Hamid Dabashi: “A new world giving birth to itself…”

Hamid Dabashi is here to calm our nerves through the dreaded American Decline. “Empires don’t last,” he smiles. “If they did, we’d be speaking Persian.”

All the news looks bright to the sometimes gruff and provocative Iranian historian of culture and colonialism at Columbia University. Even Qaddafi’s last spasms in Libya have the virtue of putting the seal of King Lear’s madness on a half-century, now finished, of post-colonial tyranny. “Qaddafi was the nativist aftertaste of European colonialism — the bastard son of its militarism, charlatanism, barefaced barbarity…” he writes.

Even the cruelty and sickness today in Hamid Dabashi’s native Iran will be seen one day as a bad episode in a long and vivid dream of democracy. It’s a dream sustained in a century of Iranian poetry, fiction and film and in conversation with the globe — a dream that came to life in the Green Movement in 2009 and in the now global raps of Shahin Najafi and the sublime music of Mohsen Namjoo, seen and heard all over the world on YouTube. Young Iran in 2009 helped generate the revolutionary waves of 2011, Dabashi is saying, and Iran’s dream will rise again with the others.

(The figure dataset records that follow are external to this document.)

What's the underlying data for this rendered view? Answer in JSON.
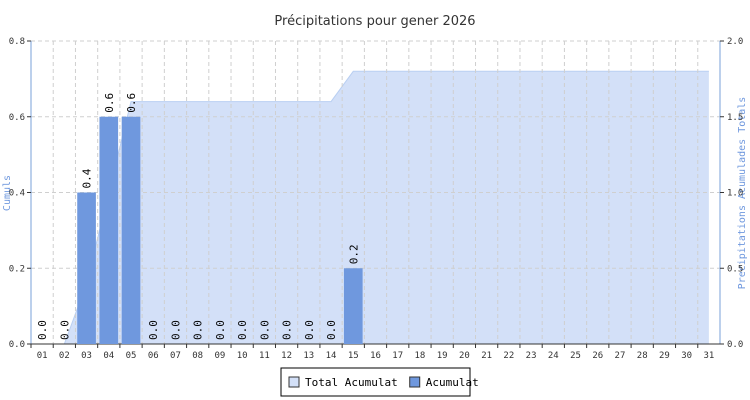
{
  "chart_data": {
    "type": "bar",
    "title": "Précipitations pour gener 2026",
    "ylabel": "Cumuls",
    "y2label": "Precipitations Acumulades Totals",
    "categories": [
      "01",
      "02",
      "03",
      "04",
      "05",
      "06",
      "07",
      "08",
      "09",
      "10",
      "11",
      "12",
      "13",
      "14",
      "15",
      "16",
      "17",
      "18",
      "19",
      "20",
      "21",
      "22",
      "23",
      "24",
      "25",
      "26",
      "27",
      "28",
      "29",
      "30",
      "31"
    ],
    "ylim": [
      0,
      0.8
    ],
    "yticks": [
      {
        "value": 0,
        "label": "0.0"
      },
      0.2,
      0.4,
      0.6,
      0.8
    ],
    "y2lim": [
      0,
      2
    ],
    "y2ticks": [
      {
        "value": 0,
        "label": "0.0"
      },
      0.5,
      {
        "value": 1,
        "label": "1.0"
      },
      1.5,
      {
        "value": 2,
        "label": "2.0"
      }
    ],
    "grid": true,
    "legend": "bottom",
    "series": [
      {
        "name": "Total Acumulat",
        "type": "area",
        "axis": "y2",
        "color": "#d3e0f8",
        "line_color": "#b9cff2",
        "values": [
          0,
          0,
          0.4,
          1.0,
          1.6,
          1.6,
          1.6,
          1.6,
          1.6,
          1.6,
          1.6,
          1.6,
          1.6,
          1.6,
          1.8,
          1.8,
          1.8,
          1.8,
          1.8,
          1.8,
          1.8,
          1.8,
          1.8,
          1.8,
          1.8,
          1.8,
          1.8,
          1.8,
          1.8,
          1.8,
          1.8
        ]
      },
      {
        "name": "Acumulat",
        "type": "bar",
        "color": "#6f98de",
        "values": [
          0,
          0,
          0.4,
          0.6,
          0.6,
          0,
          0,
          0,
          0,
          0,
          0,
          0,
          0,
          0,
          0.2,
          null,
          null,
          null,
          null,
          null,
          null,
          null,
          null,
          null,
          null,
          null,
          null,
          null,
          null,
          null,
          null
        ],
        "value_labels": [
          "0.0",
          "0.0",
          "0.4",
          "0.6",
          "0.6",
          "0.0",
          "0.0",
          "0.0",
          "0.0",
          "0.0",
          "0.0",
          "0.0",
          "0.0",
          "0.0",
          "0.2",
          null,
          null,
          null,
          null,
          null,
          null,
          null,
          null,
          null,
          null,
          null,
          null,
          null,
          null,
          null,
          null
        ]
      }
    ]
  }
}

“The world after Tahrir Square is like Christopher Columbus approaching the new continent. A new world is giving birth to itself… We are looking at a seismic change, not informed by miracles or ideology but by demography and economics” — that is, by the young majority in the world and by the mobility of labor and capital. Egypt in 2011 is “the first post-modern revolution,” not led by a designated or charismatic figure, but with a built-in distrust of grand narratives, Islamic or Marxist, and of grand illusions. The shape of the new map is still unimaginable. “We don’t know what the future is, but, boy, is it good to be alive and witnessing it.”

We seek out Hamid Dabashi — and we read his books like The Green Movement and the USA: The Fox and the Paradox — to catch an unequivocally enthusiastic long and cosmopolitan view of events that still seem to baffle, maybe unsettle, most of us Americans.

Not the least of Hamid Dabashi’s reassurances comes in his view that Americans are ready in fact to “return to the fold of the world,” to see themselves as “a microcosm of the world,” not master of it. We experience every day “the globality of our condition,” even though officialdom and media resist the idea. He says we have changed more than we realize in 30 years since he immigrated, first to Philadelphia — before feta cheese and pita bread, for example, were American staples. “We are emerging from a provincialism which was ideologically manufactured, against the grain of our everyday experience of successive waves of immigrants. The world kept coming here, but entering this delusional ideology that we are exceptional. I am convinced we are overcoming that split — between the republic in our hearts and this imperial hubris that we flex. Look: CNN fires Lou Dobbs and asks me to write columns for them. Who could have imagined that?”